Vu les observations de l’AMF du 19 mai 2016 qui invite la cour à rejeter le recours formé contre la décision de la Commission des sanctions du 8 octobre 2015 ;

Vu les conclusions écrites du ministère public notifiées le 14 septembre 2016 aux termes desquels Madame l’Avocat général conclut au rejet de l’ensemble des prétentions du requérant ;

Après avoir entendu à l’audience du 15 septembre 2016, le conseil de M. X G ainsi que le représentant de l’ Autorité des marchés financiers et le Ministère public, le requérant ayant eu la parole en dernier et la possibilité de répliquer;

Sur ce, Sur la violation des droits de la défense

Le requérant fait valoir qu’il n’a pu disposer du temps et des facilités nécessaires à la préparation de sa défense, ce qui a conduit à une rupture de l’égalité des armes au sens de l’article 6 de la Convention européenne de sauvegarde des droits de l’homme et des libertés fondamentales. Il précise qu’il n’a pu disposer que d’un délai de six mois depuis la notification de grief pour préparer sa défense, alors que le dossier d’enquête contient 624 930 fichiers dont une partie n’ a pu être ouverte pour des raisons techniques.

L’Autorité des marchés financiers précise que M. X G a disposé de près de 11 mois pour préparer sa défense et qu’au demeurant, s’il figure dans le dossier d’enquête des éléments recueillis au cours de l’enquête, ils n’ont cependant pas servi de fondement à la poursuite.

En application de l’article 6 de la Convention européenne de sauvegarde des droits de l’homme et des libertés fondamentales,

« §1 Toute personne a droit à ce que sa cause soit entendue équitablement, publiquement et dans un délai raisonnable, par un tribunal indépendant et impartial, établi par la loi, qui décidera (') du bien-fondé de toute accusation en matière pénale dirigée contre elle.

[']

§3 Tout accusé a droit notamment à :

1. Etre informé, dans le plus court délai, dans une langue qu’il comprend et d’une manière détaillée, de la nature et de la cause de l’accusation portée contre lui ; 2. Disposer du temps et des facilités nécessaires à la préparation de sa défense ».

Ainsi la notion de procès équitable suppose le respect de l’égalité des armes. Ce principe implique l’obligation d’offrir à chaque partie une possibilité raisonnable de présenter sa cause dans des conditions qui ne la placent pas dans une situation de net désavantage par rapport à son adversaire.

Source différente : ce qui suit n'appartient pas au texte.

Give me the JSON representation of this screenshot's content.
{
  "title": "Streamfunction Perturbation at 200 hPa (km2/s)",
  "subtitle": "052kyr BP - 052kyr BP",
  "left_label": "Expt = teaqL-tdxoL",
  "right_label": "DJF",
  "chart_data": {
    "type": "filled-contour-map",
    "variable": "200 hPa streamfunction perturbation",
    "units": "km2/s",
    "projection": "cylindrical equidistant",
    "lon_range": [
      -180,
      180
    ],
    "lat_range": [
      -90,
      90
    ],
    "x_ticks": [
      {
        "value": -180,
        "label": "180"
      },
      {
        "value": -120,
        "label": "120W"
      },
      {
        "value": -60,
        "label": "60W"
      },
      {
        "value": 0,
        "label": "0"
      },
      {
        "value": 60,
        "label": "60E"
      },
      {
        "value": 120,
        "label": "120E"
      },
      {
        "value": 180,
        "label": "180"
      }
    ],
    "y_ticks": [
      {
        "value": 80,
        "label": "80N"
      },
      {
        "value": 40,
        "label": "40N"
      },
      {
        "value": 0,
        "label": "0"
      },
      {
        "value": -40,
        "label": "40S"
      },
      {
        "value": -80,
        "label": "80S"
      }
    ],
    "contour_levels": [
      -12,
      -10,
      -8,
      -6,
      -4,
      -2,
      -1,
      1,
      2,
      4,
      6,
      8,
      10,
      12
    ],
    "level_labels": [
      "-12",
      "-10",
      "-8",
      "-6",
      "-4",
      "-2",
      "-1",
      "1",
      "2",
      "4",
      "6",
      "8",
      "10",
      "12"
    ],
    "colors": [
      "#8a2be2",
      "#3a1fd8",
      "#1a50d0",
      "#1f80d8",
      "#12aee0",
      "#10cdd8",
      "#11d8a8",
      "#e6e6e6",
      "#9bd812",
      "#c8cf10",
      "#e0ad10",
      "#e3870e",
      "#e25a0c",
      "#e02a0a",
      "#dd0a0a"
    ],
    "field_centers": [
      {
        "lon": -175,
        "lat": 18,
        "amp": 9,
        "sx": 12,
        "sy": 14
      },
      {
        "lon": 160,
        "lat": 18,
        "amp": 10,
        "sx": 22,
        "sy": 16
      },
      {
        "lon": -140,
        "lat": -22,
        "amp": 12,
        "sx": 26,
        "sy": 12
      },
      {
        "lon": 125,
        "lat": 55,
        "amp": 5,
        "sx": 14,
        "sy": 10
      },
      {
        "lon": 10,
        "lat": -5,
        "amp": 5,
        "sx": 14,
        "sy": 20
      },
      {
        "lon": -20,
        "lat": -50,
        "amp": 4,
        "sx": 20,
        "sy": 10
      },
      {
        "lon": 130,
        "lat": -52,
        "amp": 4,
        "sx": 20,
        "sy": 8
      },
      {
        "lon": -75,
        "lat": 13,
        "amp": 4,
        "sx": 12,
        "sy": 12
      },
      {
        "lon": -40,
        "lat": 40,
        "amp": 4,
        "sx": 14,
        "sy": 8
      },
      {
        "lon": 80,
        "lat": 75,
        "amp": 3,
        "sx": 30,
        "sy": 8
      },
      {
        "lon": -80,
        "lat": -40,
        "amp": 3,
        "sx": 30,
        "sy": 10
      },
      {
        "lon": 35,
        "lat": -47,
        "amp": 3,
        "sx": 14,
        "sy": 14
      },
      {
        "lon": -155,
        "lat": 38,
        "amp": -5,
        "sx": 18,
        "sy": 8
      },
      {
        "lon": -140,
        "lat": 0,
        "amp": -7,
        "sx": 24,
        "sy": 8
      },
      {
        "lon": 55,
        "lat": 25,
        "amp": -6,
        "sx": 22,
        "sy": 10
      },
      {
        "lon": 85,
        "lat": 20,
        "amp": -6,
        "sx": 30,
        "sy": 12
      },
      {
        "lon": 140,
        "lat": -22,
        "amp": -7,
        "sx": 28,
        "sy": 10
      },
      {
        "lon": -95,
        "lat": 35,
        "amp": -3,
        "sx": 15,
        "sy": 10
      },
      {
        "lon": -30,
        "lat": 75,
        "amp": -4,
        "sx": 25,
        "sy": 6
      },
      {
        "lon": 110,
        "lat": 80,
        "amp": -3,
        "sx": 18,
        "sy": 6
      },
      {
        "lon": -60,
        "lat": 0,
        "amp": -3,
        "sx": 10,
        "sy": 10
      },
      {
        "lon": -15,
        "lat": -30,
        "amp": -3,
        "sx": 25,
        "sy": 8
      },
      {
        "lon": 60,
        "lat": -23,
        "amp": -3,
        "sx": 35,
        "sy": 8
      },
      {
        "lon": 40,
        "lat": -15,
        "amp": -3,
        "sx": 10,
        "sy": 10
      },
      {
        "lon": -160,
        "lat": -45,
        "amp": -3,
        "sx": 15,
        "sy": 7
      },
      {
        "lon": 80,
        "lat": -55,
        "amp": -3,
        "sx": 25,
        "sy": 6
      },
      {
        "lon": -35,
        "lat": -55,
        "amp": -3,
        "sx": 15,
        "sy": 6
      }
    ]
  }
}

Au soutien de sa demande sur ce point, M. X G fait valoir, en premier lieu, que sa langue maternelle est le chinois et qu’il ne parle que maladroitement l’anglais.

Néanmoins, il reconnaît dans son mémoire avoir fait ses études supérieures d’informatique au Canada et avoir exercé son premier emploi à l’ « Office de Toronto de Swift Trade comme trader » (p 9/45), ville anglophone.

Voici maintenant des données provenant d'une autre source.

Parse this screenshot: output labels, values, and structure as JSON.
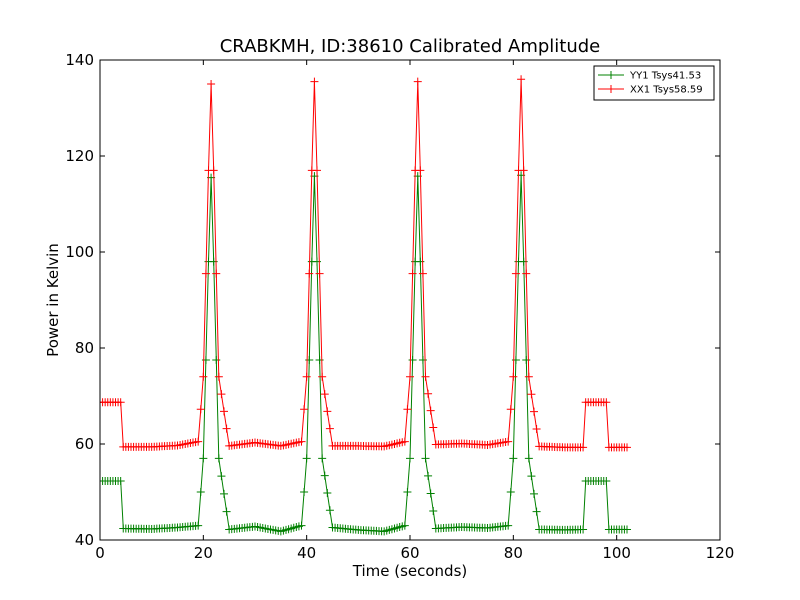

Ces éléments suffisent à établir que M. X G comprenait l’anglais courant ; d’ailleurs les échanges par courriel entre lui et les représentants de Swift Trade qui sont communiqués à la cour, étaient rédigés en anglais.

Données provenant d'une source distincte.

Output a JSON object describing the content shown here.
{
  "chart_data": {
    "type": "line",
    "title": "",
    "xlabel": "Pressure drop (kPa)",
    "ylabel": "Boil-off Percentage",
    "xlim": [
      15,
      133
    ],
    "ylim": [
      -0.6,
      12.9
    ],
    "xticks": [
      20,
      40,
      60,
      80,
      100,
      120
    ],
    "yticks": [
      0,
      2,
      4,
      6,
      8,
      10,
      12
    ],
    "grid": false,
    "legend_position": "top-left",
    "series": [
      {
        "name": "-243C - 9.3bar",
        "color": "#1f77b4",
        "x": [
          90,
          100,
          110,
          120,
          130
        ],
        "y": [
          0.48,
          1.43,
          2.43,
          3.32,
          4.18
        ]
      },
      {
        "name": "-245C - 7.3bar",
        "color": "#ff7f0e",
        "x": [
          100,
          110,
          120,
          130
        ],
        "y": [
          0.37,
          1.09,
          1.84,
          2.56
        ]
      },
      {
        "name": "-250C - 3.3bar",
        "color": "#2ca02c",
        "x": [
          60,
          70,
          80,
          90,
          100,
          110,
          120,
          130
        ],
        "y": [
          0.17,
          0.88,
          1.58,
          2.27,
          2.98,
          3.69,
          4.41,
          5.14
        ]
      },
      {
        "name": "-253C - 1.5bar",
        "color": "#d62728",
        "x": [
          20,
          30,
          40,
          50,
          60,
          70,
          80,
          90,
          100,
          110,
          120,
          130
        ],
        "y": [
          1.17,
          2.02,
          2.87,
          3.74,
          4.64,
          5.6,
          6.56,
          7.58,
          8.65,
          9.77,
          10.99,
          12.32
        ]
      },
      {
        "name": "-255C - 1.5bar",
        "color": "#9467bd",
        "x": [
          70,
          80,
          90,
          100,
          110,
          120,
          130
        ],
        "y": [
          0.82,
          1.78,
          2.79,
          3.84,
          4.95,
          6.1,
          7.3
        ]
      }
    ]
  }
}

Dès lors, le fait que la plupart des pièces du dossier d’enquête soient écrites en anglais, n’a pu constituer un obstacle pour la défense de M. X G.

En second lieu, M. X G fait valoir qu’il ne lui a été donné ni le temps suffisant, ni les facilités nécessaires pour étudier le dossier d’enquête très volumineux et les fichiers de données informatiques impliquant l’utilisation de logiciels qui ne lui ont pas été indiqués ainsi que les fichiers se trouvant dans les cotes D1405, D1419, 1420 et 1429 qui sont restés illisibles.

S’agissant des fichiers figurant dans les cotes précitées, l’ AMF explique qu’il s’agissait de fichiers établis par les autorités de contrôle étrangères, hongroise, pour le premier, et américaine, pour les trois autres et que les données concernent soit la plateforme hongroise Quote MTF, qui n’est pas visée dans la notification de griefs, soit des données américaines transmises dans un format crypté et communiquées au requérant dans un format décrypté ou qui n’ont pas servi de fondement à la poursuite.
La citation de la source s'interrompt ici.